Vorreiterrolle dank Grossprojekt

Diese gemeinsamen Entscheide wurden Ende 2021 vom Kanton und den St. Galler Gemeinden für das Vorhaben, ein einheitliches Datenmanagement für Personendaten einzuführen, gefällt: Im Rahmen einer öffentlichen Ausschreibung hat «eGovernment St. Gallen digital.» den Auftrag an Abraxas vergeben. Voraussetzungen dafür, dass St. Gallen hier schweizweit eine Vorreiterrolle einnehmen kann, waren laut Ivo Toman «unsere Organisation, der gemeinsame Wille zu einem einheitlichen Tool und das gegenseitige Vertrauen». Bis Ende 2028 entstehen damit eine homogene Systemlandschaft, die sämtliche Prozesse und Abläufe für Bevölkerungsdienste digitalisieren wird und einen Kantonsstandard im Bereich Einwohnerwesen setzt.

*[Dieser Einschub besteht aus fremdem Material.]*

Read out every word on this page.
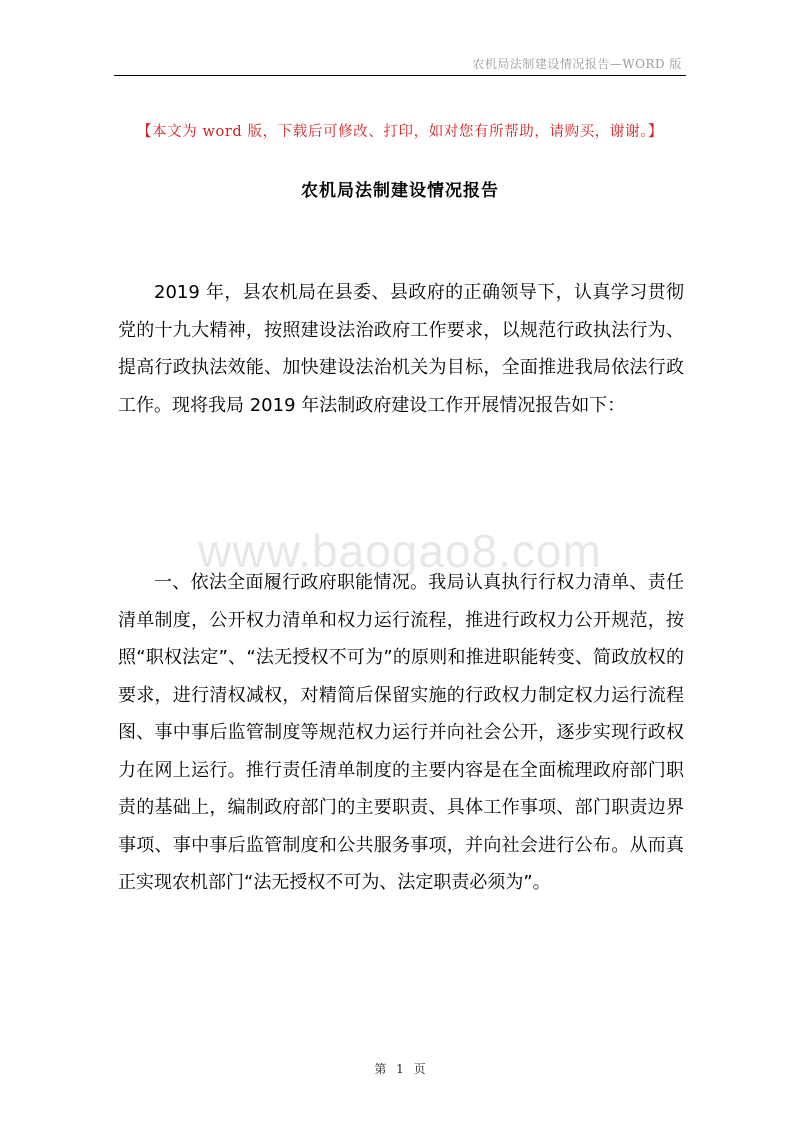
农机局法制建设情况报告—WORD 版
【本文为 word 版，下载后可修改、打印，如对您有所帮助，请购买，谢谢。】
农机局法制建设情况报告

2019 年，县农机局在县委、县政府的正确领导下，认真学习贯彻党的十九大精神，按照建设法治政府工作要求，以规范行政执法行为、提高行政执法效能、加快建设法治机关为目标，全面推进我局依法行政工作。现将我局 2019 年法制政府建设工作开展情况报告如下：

www.baogao8.com

一、依法全面履行政府职能情况。我局认真执行行权力清单、责任清单制度，公开权力清单和权力运行流程，推进行政权力公开规范，按照“职权法定”、“法无授权不可为”的原则和推进职能转变、简政放权的要求，进行清权减权，对精简后保留实施的行政权力制定权力运行流程图、事中事后监管制度等规范权力运行并向社会公开，逐步实现行政权力在网上运行。推行责任清单制度的主要内容是在全面梳理政府部门职责的基础上，编制政府部门的主要职责、具体工作事项、部门职责边界事项、事中事后监管制度和公共服务事项，并向社会进行公布。从而真正实现农机部门“法无授权不可为、法定职责必须为”。

第 1 页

«eGovernment St. Gallen digital.»

«eGovernment St. Gallen digital.» ist seit 2019 die gemeinsame Institution von Kanton und St. Galler Gemeinden. Die selbstständige öffentlich-rechtliche Anstalt treibt E-Government-Entwicklungen voran, damit die Interaktionen der Bevölkerung und der Unternehmen mit den öffentlichen Stellen einfacher, schneller und transparenter werden. Dank der übergeordneten Steuerung können verbindliche Standards und strategische E-Government-Services festgelegt werden.

Vom Herzen der Architektur …

Abraxas führt verschiedene Fachlösungen in ihrem Portfolio, welche Personendaten individuell bewirtschaften. Auf kantonaler Ebene sind dies zum Beispiel Lösungen für Strassenverkehrsämter, Ordnungsbussen, Steuern und viele mehr. Auf kommunaler Ebene sind dies innerhalb der Abraxas Gemeinde-Suite zum Beispiel Lösungen für Finanzen, GEVER, Bevölkerungsdienste und andere. Ziel des seit 2020 entwickelten Personenregisters ist es, das Once-only-Prinzip bei Personendaten für Fachlösungen zu erreichen – für eigene und solche ausserhalb des eigenen Portfolios. Dabei werden die Daten zentral mittels eCH-Standard aktuell gehalten. So muss eine Person jeweils nur einmal bewirtschaftet werden und die Daten stehen in allen Fachlösungen aktualisiert zur Verfügung. «Zusammen mit dem Datenmanagement Einwohnende (DME) ist das Personenregister das Herzstück des Projekts», so Marcel Oberer, Domänen-Architekt bei Abraxas und verantwortlich für den Bauplan des Personenregisters. In St. Gallen sollen möglichst alle Umsysteme mit Personendaten versorgt werden. Das DME ist dabei der Produzent der Daten, das Personenregister sorgt für deren datenschutzkonforme Verteilung. So können auch die Ansprüche der Bevölkerung besser bedient werden: Eine einmalig gemeldete Änderung wird künftig umfassend in der gesamten öffentlichen Verwaltung berücksichtigt – selbstverständlich unter Einhaltung der gesetzlichen Grundlagen.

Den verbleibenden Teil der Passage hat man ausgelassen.